Tuesday, October 12, 2010

BBC drama chief questions Sky's commitment to homegrown drama

By John Plunkett in Media Guardian:
The BBC drama chief, Ben Stephenson, has criticised BSkyB's commitment to homegrown drama and has labelled as a "myth" the common refrain that US television is better at making drama than its UK counterparts.

Stephenson said Sky's spend on UK drama was dwarfed by the BBC's drama budget and also by the amount the satellite broadcaster ploughs into acquiring foreign shows.

The corporation's head of drama commissioning, writing in the new issue of Radio Times, said US television's "commercial model" meant it would not be able to come up with recent BBC hits such as Sherlock or Five Daughters because they were committed to producing long-run series.


  1. It's worth reading the whole article in the Guardian and I agree with Ben Stephenson.

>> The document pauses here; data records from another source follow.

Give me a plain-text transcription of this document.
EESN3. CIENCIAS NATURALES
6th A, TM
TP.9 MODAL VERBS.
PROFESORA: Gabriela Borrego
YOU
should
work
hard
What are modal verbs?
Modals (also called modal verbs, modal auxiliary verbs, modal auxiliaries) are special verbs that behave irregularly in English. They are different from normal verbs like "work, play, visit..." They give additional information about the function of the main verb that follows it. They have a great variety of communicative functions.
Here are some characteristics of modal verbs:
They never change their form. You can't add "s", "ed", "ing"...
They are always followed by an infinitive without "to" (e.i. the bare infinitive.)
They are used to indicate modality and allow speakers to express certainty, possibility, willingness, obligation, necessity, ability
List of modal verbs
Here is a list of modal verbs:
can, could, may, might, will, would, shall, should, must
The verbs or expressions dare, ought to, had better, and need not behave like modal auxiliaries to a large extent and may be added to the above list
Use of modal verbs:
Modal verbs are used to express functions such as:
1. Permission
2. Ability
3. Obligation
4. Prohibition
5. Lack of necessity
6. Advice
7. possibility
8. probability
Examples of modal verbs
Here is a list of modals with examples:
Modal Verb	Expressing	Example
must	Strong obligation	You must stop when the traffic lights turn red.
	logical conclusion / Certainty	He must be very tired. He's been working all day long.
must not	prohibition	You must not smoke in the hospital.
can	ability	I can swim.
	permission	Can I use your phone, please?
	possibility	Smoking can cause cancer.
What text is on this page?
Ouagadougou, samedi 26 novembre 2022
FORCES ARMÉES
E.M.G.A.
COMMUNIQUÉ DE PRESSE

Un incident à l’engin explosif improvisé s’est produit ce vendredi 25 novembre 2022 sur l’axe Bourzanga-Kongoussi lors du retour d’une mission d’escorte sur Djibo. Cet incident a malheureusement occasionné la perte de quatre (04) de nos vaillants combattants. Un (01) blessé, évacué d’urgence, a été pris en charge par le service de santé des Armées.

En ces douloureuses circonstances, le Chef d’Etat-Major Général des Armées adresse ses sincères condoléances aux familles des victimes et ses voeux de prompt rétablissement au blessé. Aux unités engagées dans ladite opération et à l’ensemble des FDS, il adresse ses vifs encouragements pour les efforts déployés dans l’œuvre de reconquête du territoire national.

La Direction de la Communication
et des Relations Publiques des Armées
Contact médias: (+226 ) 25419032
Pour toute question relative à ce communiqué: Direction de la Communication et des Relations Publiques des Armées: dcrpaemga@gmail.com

We should also be grateful that Ben, as head of BBC Drama Commissioning, defends the individual writer's voice and vision.

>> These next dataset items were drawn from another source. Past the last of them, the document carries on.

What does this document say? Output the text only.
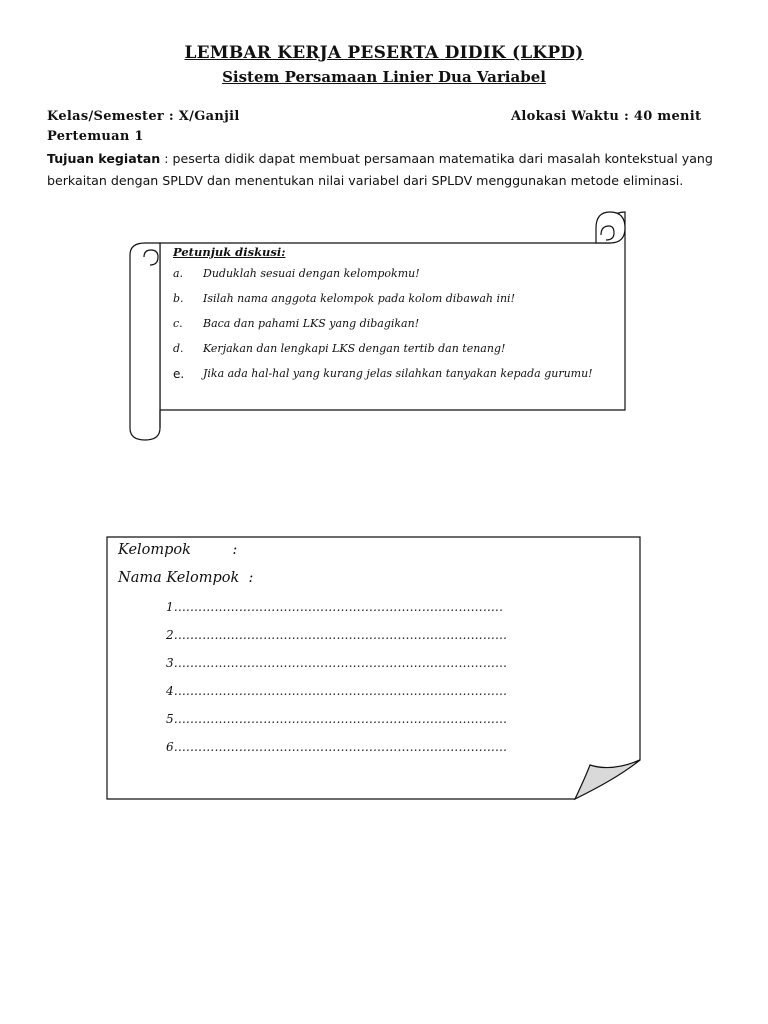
LEMBAR KERJA PESERTA DIDIK (LKPD)
Sistem Persamaan Linier Dua Variabel
Kelas/Semester : X/Ganjil	Alokasi Waktu : 40 menit
Pertemuan 1
Tujuan kegiatan : peserta didik dapat membuat persamaan matematika dari masalah kontekstual yang berkaitan dengan SPLDV dan menentukan nilai variabel dari SPLDV menggunakan metode eliminasi.
Petunjuk diskusi:
a.	Duduklah sesuai dengan kelompokmu!
b.	Isilah nama anggota kelompok pada kolom dibawah ini!
c.	Baca dan pahami LKS yang dibagikan!
d.	Kerjakan dan lengkapi LKS dengan tertib dan tenang!
e.	Jika ada hal-hal yang kurang jelas silahkan tanyakan kepada gurumu!
Kelompok         :
Nama Kelompok  :
1.……………………………………………………………………..
2.………………………………………………………………………
3.………………………………………………………………………
4.………………………………………………………………………
5.………………………………………………………………………
6.………………………………………………………………………
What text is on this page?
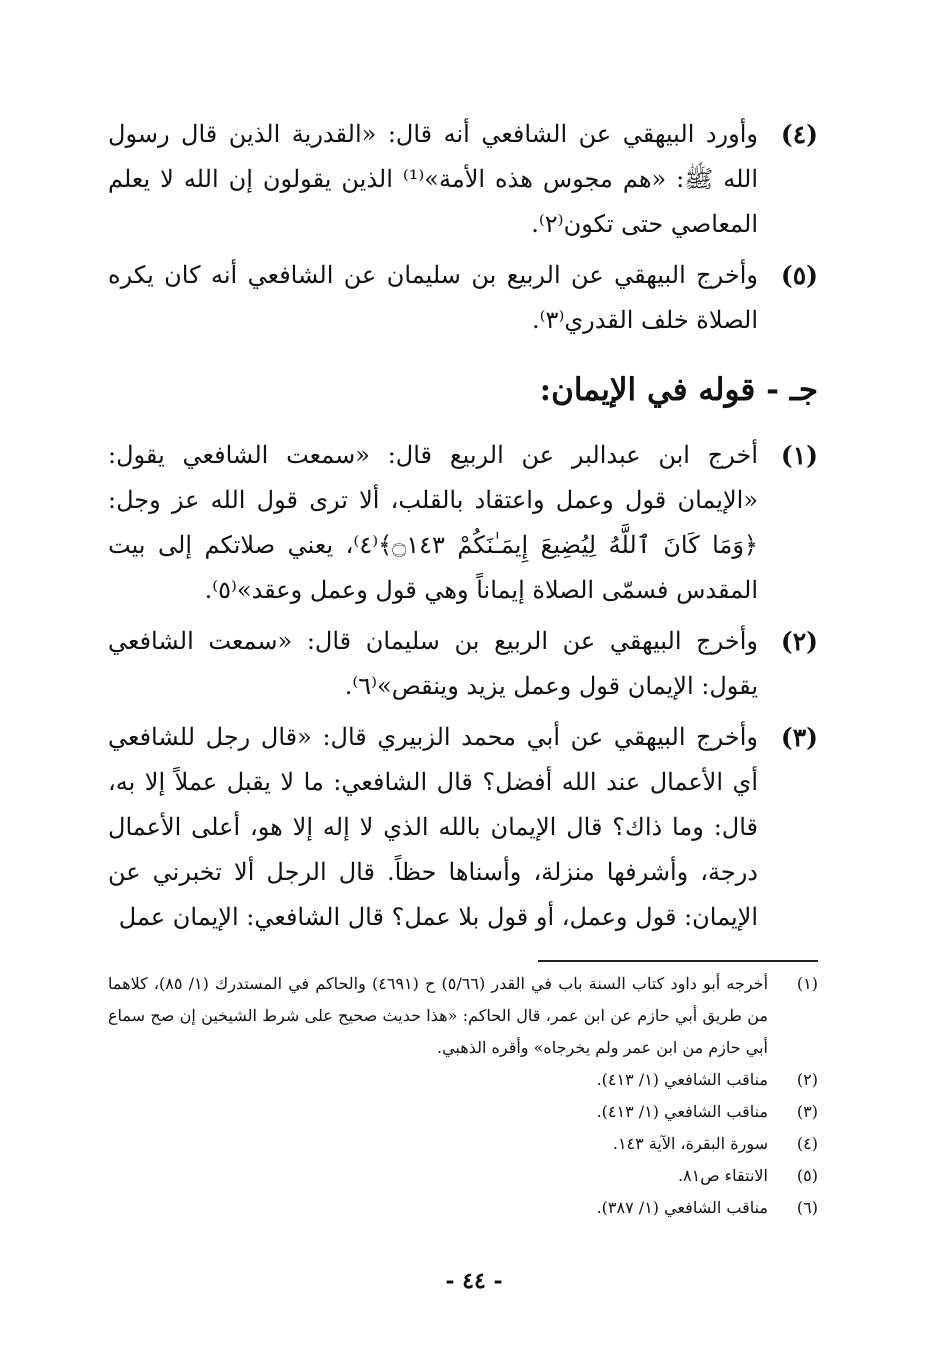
(٤)
وأورد البيهقي عن الشافعي أنه قال: «القدرية الذين قال رسول الله ﷺ: «هم مجوس هذه الأمة»⁽¹⁾ الذين يقولون إن الله لا يعلم المعاصي حتى تكون⁽٢⁾.
(٥)
وأخرج البيهقي عن الربيع بن سليمان عن الشافعي أنه كان يكره الصلاة خلف القدري⁽٣⁾.
جـ - قوله في الإيمان:
(١)
أخرج ابن عبدالبر عن الربيع قال: «سمعت الشافعي يقول: «الإيمان قول وعمل واعتقاد بالقلب، ألا ترى قول الله عز وجل: ﴿وَمَا كَانَ ٱللَّهُ لِيُضِيعَ إِيمَـٰنَكُمْ ۝١٤٣﴾⁽٤⁾، يعني صلاتكم إلى بيت المقدس فسمّى الصلاة إيماناً وهي قول وعمل وعقد»⁽٥⁾.
(٢)
وأخرج البيهقي عن الربيع بن سليمان قال: «سمعت الشافعي يقول: الإيمان قول وعمل يزيد وينقص»⁽٦⁾.
(٣)
وأخرج البيهقي عن أبي محمد الزبيري قال: «قال رجل للشافعي أي الأعمال عند الله أفضل؟ قال الشافعي: ما لا يقبل عملاً إلا به، قال: وما ذاك؟ قال الإيمان بالله الذي لا إله إلا هو، أعلى الأعمال درجة، وأشرفها منزلة، وأسناها حظاً. قال الرجل ألا تخبرني عن الإيمان: قول وعمل، أو قول بلا عمل؟ قال الشافعي: الإيمان عمل
(١)
أخرجه أبو داود كتاب السنة باب في القدر (٥/٦٦) ح (٤٦٩١) والحاكم في المستدرك (١/ ٨٥)، كلاهما من طريق أبي حازم عن ابن عمر، قال الحاكم: «هذا حديث صحيح على شرط الشيخين إن صح سماع أبي حازم من ابن عمر ولم يخرجاه» وأقره الذهبي.
(٢)
مناقب الشافعي (١/ ٤١٣).
(٣)
مناقب الشافعي (١/ ٤١٣).
(٤)
سورة البقرة، الآية ١٤٣.
(٥)
الانتقاء ص٨١.
(٦)
مناقب الشافعي (١/ ٣٨٧).
- ٤٤ -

    In a world where writing by template is too often taught and encouraged, it's important to know there's still room for creativity, especially at the BBC.

    Of course we should have long runners as well. But I know I'd rather have three episodes of Sherlock than none. And in television, one size does not fit all.

  2. O'Reilly5:42 pm

    Sky will blow the BBC out of the water. they'll be brave, adventurous, subversive and gobble up audience share.

    The BBC haven't taken a risk in twenty years.

  3. Graham Lester George6:19 pm

    We don't have the domestic audiences to compete with those in the US where productions can make big profits before they're sold abroad. Or the likes of Home Box Office who make their money by subscription. As Ben Stephenson said in his speech a couple of weeks back, we shouldn't try to compete on the same field but do what we do best: authored dramas, short form dramas and short season series and serials. I'd like to see more of the first two though.